Friday, May 1, 2009

GM to Eliminate More Than 1,000 Underperforming Dealers

GM Plans to Eliminate as Many as 1,200 Auto Outlets

By Katie Merx

General Motors Corp., facing a June 1 restructuring deadline to avoid bankruptcy, will begin notifying outlets the automaker plans to eliminate by May 11, the company told dealers today in a video conference call.

The Detroit-based automaker told dealers it is targeting 1,000 to 1,200 underperforming outlets and will cut more than 450 stores with the ending of the Pontiac, Saturn, Hummer and Saab brands, Susan Garontakos, a GM spokeswoman, said in an interview. GM plans to reach its goal of reducing its network by 2,600 sites through attrition and consolidation, she said.

GM said yesterday it intends to cut dealerships by 42 percent to 3,605 from 6,248 at the end of last year to help reduce liabilities by $44 billion and keep $15.4 billion in U.S. loans. Dealers Russ Shelton of Rochester Hills, Michigan, and Lynn Thompson of Springfield, Missouri, said GM is determined.

“It was a hard meeting to listen to,” Thompson said, who was on the call. “They’re not messing around at all. They’re getting this done.”

The plan to eliminate retail franchises will end as many as 137,330 dealership jobs, John McEleney, the chairman of the National Automobile Dealers Association said in statement today.

GM’s closings during 18 months may cost the automaker $35 billion in revenue and will reduce state and local government sales taxes by about $1.7 billion a year, McEleney said.

‘Drastic’ Closings

“We feel a strong sense of disappointment that GM has, for whatever reason, decided to accelerate dealer consolidation in such a drastic way,” McEleney said in the statement. “It is imperative that GM treat all of the dealers fairly and equitably and that they be properly compensated. After all, it’s not out of any fault of their own that these dealers are being forced to close their businesses.”

GM Chief Executive Officer Fritz Henderson said in a news conference yesterday the decision to shrink the dealer network is essential to the company’s restructuring and that the automaker will “provide the dealers who are being affected with notification as well as what they’re being offered,” in a timely manner.

Brands for Sale

GM is trying to sell the Saturn, Hummer and Saab brands. GM told the U.S. government in February that the company had $1.1 billion in annual operating losses from the brands. On March 5, GM said it retained Stephen Girsky to advise the Saturn division and dealers on the process of selling or spinning off Saturn. GM said it would close Saturn by 2011 if neither option succeeds.
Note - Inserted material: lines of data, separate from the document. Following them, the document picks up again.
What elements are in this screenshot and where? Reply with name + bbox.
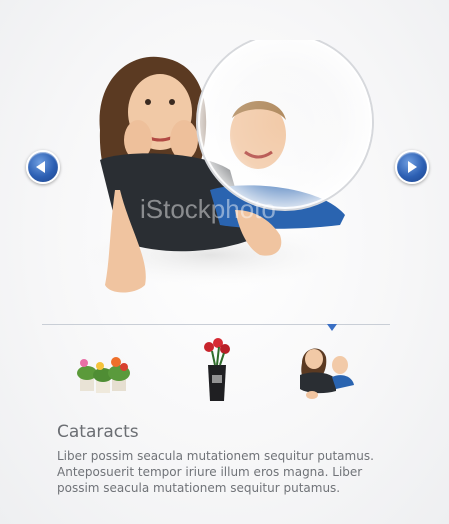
previous-slide-button[interactable]	[26, 150, 60, 184]
selected-thumbnail-indicator	[327, 324, 337, 331]
chevron-right-icon	[408, 161, 417, 173]
hero-image: iStockphoto	[60, 40, 390, 310]
next-slide-button[interactable]	[395, 150, 429, 184]
thumbnail-strip	[42, 324, 390, 405]
slider-stage: iStockphoto Cataracts Liber possim seacu…	[0, 0, 449, 524]
slide-caption-text: Liber possim seacula mutationem sequitur…	[57, 449, 374, 495]
slide-caption-title: Cataracts	[57, 422, 139, 442]
thumbnail-red-flowers-vase[interactable]	[182, 335, 252, 405]
chevron-left-icon	[36, 161, 45, 173]
photo-watermark: iStockphoto	[140, 194, 276, 224]
thumbnail-kids-portrait[interactable]	[292, 335, 362, 405]
thumbnail-flower-pots[interactable]	[72, 335, 142, 405]
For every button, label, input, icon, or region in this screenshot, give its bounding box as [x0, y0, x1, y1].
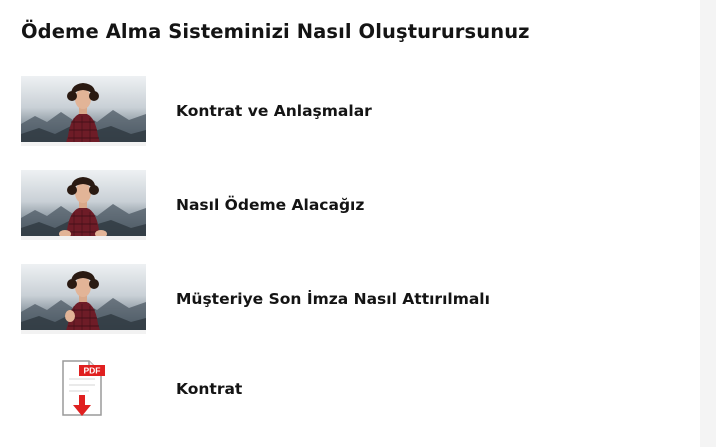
lesson-title[interactable]: Nasıl Ödeme Alacağız: [176, 196, 364, 214]
lesson-item[interactable]: Müşteriye Son İmza Nasıl Attırılmalı: [21, 264, 661, 334]
pdf-download-icon[interactable]: PDF: [21, 357, 146, 421]
lesson-list: Kontrat ve Anlaşmalar Nasıl Ödeme Alacağ…: [0, 0, 700, 447]
video-thumbnail[interactable]: [21, 76, 146, 146]
lesson-item[interactable]: Nasıl Ödeme Alacağız: [21, 170, 661, 240]
right-gutter: [700, 0, 716, 447]
pdf-badge: PDF: [83, 366, 100, 376]
lesson-title[interactable]: Kontrat: [176, 380, 242, 398]
video-thumbnail[interactable]: [21, 170, 146, 240]
lesson-item[interactable]: PDF Kontrat: [21, 357, 661, 421]
course-content-panel: Ödeme Alma Sisteminizi Nasıl Oluşturursu…: [0, 0, 700, 447]
video-thumbnail[interactable]: [21, 264, 146, 334]
lesson-title[interactable]: Müşteriye Son İmza Nasıl Attırılmalı: [176, 290, 490, 308]
lesson-title[interactable]: Kontrat ve Anlaşmalar: [176, 102, 372, 120]
lesson-item[interactable]: Kontrat ve Anlaşmalar: [21, 76, 661, 146]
While GM is planning to end its relationship with its about 380 Saturn dealers, Jill Lajdziak, general manager of the Saturn brand said in an interview today that several parties have an interest in acquiring the brand and its dealer network.

Lajdziak said GM will accept formal offers for the brand through June 1.

“Then we’ll transition with a narrower list through the summer months,” she said.

A group including private-equity firm Black Oak Partners LLC and dealers has identified itself as a bidder. GM declined to name the other bidders or say how many parties are interested.

GM has the Treasury Department’s permission to spin off Saturn, even in bankruptcy, and two automakers are among the parties who remain interested in the brand, Don Hudler, a Saturn franchisee in Houston, Texas, said GM told dealers during a conference call on Monday.

The automaker will produce Saturn vehicles through the end of 2009, and the automaker would be willing to make vehicles for a new owner on a contract basis through 2011, Lajdziak said.